Sonntag, 26. Dezember 2021

Guus Kuijer - „Wir alle für immer zusammen" (2002), 89 Seiten: Brutal gut.



Es gibt immer eine Luft
für meine Schlösser
und es gibt immer auch ein Plätzchen

für Polleke, mein Schätzchen. (S.26)


Stopp.


„Polleke", sagte Spiek, „kommst du mit mir mit ans Ende
der Welt?"
Das Ende der Welt. Ich sah mich neben Spiek hergehen.
Mein Kälbchen Polleke hatte ich an einem Band. Wir stie-
gen über einen hohen Berg. Da lag Schnee, aber es gab auch
Blumen. Menschen in seltsamen Kleidern winkten uns zu.
Der Himmel war blau und wir sangen den ganzen Tag. Es
war so etwas wie ein Traum.
Ich wachte auf und sah Spiek an. Du bist lieb, Papa, dach-
te ich, aber du musst allein ans Ende der Welt.
„Nein, Spiek", sagte ich. „Ich bleibe bei Mama."
„Du willst doch Dichterin werden, oder?", sagte er.
»Ja", sagte ich.
»Ich komm mit tausend Gedichten zurück", sagte er.
Ich glaubte ihm, aber nicht mehr ganz so wie früher.
»Ich werd immer mehr haben als du", sagte ich.
»Wieso?", fragte er.
» Weil ich schon angefangen hab, Papa, und du nicht."

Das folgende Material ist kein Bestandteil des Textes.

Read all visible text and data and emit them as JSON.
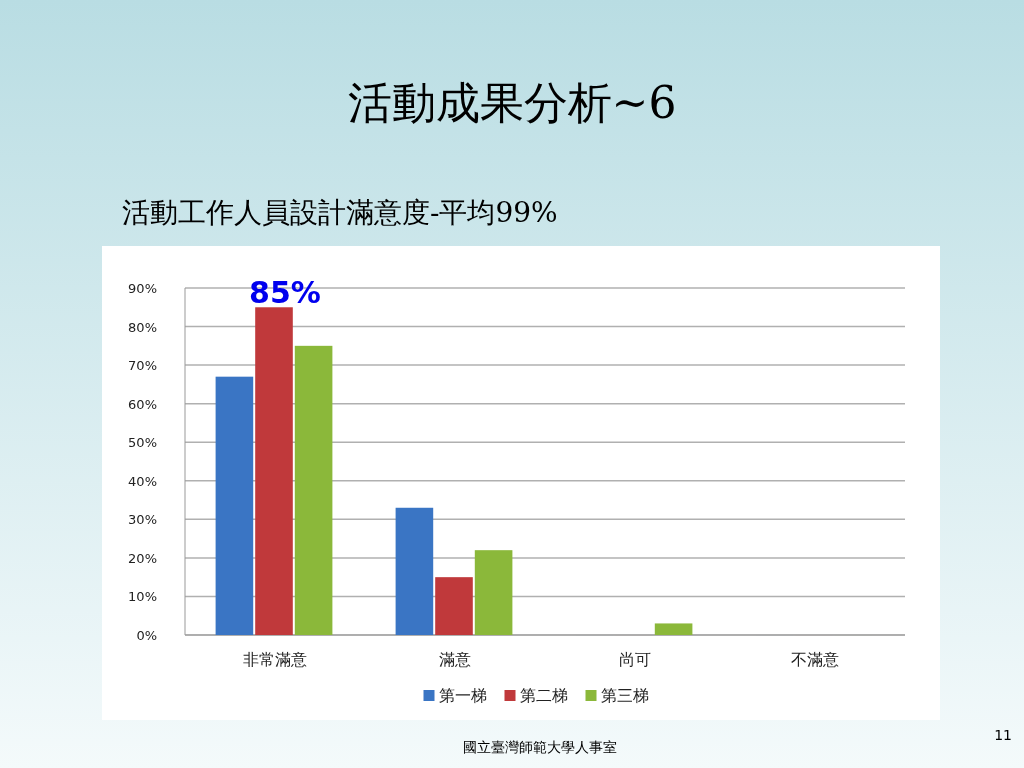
{
  "chart_data": {
    "type": "bar",
    "title": "活動成果分析~6",
    "subtitle": "活動工作人員設計滿意度-平均99%",
    "categories": [
      "非常滿意",
      "滿意",
      "尚可",
      "不滿意"
    ],
    "series": [
      {
        "name": "第一梯",
        "color": "#3a75c4",
        "values": [
          67,
          33,
          0,
          0
        ]
      },
      {
        "name": "第二梯",
        "color": "#c0393b",
        "values": [
          85,
          15,
          0,
          0
        ]
      },
      {
        "name": "第三梯",
        "color": "#8bb83a",
        "values": [
          75,
          22,
          3,
          0
        ]
      }
    ],
    "ylim": [
      0,
      90
    ],
    "yticks": [
      {
        "value": 0,
        "label": "0%"
      },
      {
        "value": 10,
        "label": "10%"
      },
      {
        "value": 20,
        "label": "20%"
      },
      {
        "value": 30,
        "label": "30%"
      },
      {
        "value": 40,
        "label": "40%"
      },
      {
        "value": 50,
        "label": "50%"
      },
      {
        "value": 60,
        "label": "60%"
      },
      {
        "value": 70,
        "label": "70%"
      },
      {
        "value": 80,
        "label": "80%"
      },
      {
        "value": 90,
        "label": "90%"
      }
    ],
    "grid": "y",
    "legend": "bottom",
    "annotations": [
      {
        "text": "85%",
        "x": "非常滿意",
        "y": 85
      },
      "國立臺灣師範大學人事室",
      "11"
    ]
  }
}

Ich küsste ihn und ging nach Hause. (S.56)




Was für ein Buch! Im Kern geht es in dem nur 89 Seiten umfangenen Buch des Niederländischen Autors Guus Kuijer


um Polleke und deren Vater Spiek. Spiek ist Dichter, sagt er und Polleke glaubt es. In Wahrheit ist er Träumer und bekommt leider nichts gebacken. Und das versteht die Elfjährige Polleke auch, Schritt für Schritt. Am Ende gibt sie ihm sogar den Laufpass und wendet sich den Menschen zu, die sie hegen und pflegen. 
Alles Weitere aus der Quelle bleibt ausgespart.